His cricket skills were largely self-taught; his family moved from town to town whenever his father, a teacher, was posted to a different school, he had little opportunity to attend coaching. He learned to play with his brothers, playing with a "gum-wood bat and a piece of banksia root chiselled down to make a ball. He learned to bowl because his older brothers dominated the batting rights. His bowling action was far from the classic leg spin bowler's run-up and delivery,

In the 1931/32 season he emerged as the successor to Mailey in the New South Wales side. Within half a dozen games, he was one of several young players introduced to the Australian cricket team for the Fourth Test in a badly one-sided series against South Africa. However, matters could have been rather different. O’Reilly had broken into the team for New South Wales’ away matches against South Australia and Victoria while the Test players were on international duty. He totaled only 2/81 in the first match and was then informed that he would be dropped after the second fixture. O’Reilly responded by bowling with a more attacking strategy, taking 5/22 and 2/112. At the end of the match, New South Wales’ stand-in captain, the leg spinning all rounder Reginald Bettington, declared O’Reilly "the greatest bowler in the world" and although few agreed with this claim, Bettington made himself unavailable for selection so that O’Reilly would not be dropped. The reprieved leg spinner took a total of 8/204 in his next two matches, and while the figures were not overwhelming, they were enough to ensure a Test berth, with an unassailable 3–0 lead, the selectors wanted to blood new players.
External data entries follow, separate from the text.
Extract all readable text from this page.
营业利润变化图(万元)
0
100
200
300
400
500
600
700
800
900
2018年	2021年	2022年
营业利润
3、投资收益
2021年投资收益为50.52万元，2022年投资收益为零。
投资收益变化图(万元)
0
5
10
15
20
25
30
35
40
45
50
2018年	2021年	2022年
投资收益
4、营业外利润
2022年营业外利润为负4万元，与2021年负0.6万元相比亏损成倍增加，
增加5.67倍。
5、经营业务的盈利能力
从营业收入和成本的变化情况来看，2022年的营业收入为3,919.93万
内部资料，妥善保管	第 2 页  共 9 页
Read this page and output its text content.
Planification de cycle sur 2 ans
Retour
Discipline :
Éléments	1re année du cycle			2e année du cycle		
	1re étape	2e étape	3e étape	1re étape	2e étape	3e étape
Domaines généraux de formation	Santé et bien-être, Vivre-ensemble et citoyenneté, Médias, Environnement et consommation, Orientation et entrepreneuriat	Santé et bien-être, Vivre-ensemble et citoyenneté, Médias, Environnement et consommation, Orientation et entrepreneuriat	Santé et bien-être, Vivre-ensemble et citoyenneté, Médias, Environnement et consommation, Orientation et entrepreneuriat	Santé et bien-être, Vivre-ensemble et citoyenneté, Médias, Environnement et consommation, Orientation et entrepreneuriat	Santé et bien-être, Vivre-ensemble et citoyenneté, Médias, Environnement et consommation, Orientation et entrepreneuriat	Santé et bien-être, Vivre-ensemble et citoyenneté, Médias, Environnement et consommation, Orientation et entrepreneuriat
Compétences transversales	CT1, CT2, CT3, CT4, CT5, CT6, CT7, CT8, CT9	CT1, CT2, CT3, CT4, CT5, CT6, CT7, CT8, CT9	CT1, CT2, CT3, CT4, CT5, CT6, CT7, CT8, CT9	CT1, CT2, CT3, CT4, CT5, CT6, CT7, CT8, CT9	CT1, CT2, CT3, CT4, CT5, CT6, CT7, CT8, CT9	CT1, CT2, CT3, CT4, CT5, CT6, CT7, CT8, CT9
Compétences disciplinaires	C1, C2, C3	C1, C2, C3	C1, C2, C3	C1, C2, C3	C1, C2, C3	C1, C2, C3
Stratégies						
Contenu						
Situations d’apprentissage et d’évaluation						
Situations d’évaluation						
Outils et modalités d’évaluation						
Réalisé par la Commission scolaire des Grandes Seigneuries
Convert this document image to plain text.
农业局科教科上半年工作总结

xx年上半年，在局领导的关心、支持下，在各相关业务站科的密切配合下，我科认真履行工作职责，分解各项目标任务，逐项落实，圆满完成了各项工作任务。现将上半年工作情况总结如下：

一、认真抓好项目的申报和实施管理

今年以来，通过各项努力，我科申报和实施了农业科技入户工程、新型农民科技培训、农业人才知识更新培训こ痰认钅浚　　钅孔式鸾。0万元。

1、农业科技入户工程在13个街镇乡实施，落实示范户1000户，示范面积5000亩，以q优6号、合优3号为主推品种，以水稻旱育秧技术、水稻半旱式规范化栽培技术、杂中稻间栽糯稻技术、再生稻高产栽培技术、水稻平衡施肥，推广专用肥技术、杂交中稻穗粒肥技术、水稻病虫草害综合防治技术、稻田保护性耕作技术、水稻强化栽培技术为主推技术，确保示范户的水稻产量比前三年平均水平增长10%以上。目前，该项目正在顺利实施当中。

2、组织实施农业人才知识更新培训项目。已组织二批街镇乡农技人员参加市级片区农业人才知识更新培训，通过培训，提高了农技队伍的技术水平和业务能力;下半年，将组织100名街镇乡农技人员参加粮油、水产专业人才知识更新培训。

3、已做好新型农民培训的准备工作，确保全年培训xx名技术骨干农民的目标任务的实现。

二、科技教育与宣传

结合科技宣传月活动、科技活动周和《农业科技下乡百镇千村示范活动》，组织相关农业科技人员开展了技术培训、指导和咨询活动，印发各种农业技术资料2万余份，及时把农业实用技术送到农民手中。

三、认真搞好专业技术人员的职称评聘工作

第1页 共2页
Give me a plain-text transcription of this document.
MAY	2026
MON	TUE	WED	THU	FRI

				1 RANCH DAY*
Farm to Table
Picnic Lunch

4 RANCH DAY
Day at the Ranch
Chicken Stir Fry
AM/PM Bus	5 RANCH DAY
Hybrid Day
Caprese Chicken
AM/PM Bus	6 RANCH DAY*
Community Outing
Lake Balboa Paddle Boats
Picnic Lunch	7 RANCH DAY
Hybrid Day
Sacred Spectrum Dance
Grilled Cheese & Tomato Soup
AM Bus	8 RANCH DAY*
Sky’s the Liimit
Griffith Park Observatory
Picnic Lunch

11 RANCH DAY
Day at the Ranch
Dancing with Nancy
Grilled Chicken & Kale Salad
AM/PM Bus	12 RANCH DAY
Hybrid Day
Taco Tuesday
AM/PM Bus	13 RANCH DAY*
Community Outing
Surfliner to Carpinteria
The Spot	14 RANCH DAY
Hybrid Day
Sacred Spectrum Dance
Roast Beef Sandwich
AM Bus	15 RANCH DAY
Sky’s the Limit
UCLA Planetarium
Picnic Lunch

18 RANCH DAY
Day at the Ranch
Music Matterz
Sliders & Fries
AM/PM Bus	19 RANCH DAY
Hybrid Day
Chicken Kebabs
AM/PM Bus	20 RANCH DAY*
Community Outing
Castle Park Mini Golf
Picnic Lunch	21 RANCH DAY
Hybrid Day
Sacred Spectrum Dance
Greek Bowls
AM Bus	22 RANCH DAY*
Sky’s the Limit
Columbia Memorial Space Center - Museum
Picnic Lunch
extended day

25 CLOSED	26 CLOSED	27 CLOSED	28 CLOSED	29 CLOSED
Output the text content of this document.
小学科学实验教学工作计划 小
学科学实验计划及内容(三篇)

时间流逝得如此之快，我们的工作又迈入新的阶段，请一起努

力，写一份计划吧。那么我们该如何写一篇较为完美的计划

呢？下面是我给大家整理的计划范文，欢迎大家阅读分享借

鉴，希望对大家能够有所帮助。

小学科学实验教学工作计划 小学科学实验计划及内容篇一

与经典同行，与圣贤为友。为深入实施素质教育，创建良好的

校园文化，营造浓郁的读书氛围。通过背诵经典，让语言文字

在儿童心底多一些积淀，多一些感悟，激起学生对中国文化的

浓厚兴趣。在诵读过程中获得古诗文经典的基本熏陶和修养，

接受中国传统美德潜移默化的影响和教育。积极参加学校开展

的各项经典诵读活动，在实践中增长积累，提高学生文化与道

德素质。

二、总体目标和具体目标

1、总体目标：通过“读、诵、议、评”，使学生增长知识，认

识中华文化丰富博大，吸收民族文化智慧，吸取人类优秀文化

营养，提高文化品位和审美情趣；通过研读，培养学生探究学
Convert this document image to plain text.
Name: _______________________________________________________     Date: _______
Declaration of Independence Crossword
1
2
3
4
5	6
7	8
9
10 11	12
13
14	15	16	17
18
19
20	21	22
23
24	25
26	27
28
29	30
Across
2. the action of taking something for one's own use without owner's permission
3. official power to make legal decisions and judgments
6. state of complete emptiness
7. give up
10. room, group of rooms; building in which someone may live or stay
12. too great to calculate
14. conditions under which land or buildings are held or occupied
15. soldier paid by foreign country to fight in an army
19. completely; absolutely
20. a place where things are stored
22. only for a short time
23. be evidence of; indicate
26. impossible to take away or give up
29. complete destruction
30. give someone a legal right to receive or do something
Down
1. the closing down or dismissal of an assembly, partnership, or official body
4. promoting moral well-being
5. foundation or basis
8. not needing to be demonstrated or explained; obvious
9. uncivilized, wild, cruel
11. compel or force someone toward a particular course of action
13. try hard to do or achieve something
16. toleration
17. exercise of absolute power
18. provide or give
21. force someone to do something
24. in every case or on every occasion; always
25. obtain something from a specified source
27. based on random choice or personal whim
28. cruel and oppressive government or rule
O'Reilly took four wickets on his debut at the Adelaide Oval, two in each innings, supporting the senior leg-spinner, Clarrie Grimmett, who took 14 wickets in the match and with Bradman scoring 299 not out, Australia won the match. O'Reilly retained his place when the selectors kept the winning side for the final match of the Test series at the MCG. On a pitch made treacherous by rain, he did not bowl at all when South Africa were bowled out for just 36 in the first innings, and came on only towards the end of the second innings, when he took three wickets as the touring side subsided to 45 all out. He ended his first Test series with seven wickets at 24.85. In Sheffield Shield cricket in the 1931–32 season, O'Reilly took 25 wickets at an average of 21 runs per wicket, highlighted by his maiden ten-wicket haul, 5/68 and 5/59 in a home match against South Australia after the Tests were over as New South Wales took out the title. The following year he was more successful, taking 31 wickets at just 14 runs each.New South Wales won the competition in both seasons.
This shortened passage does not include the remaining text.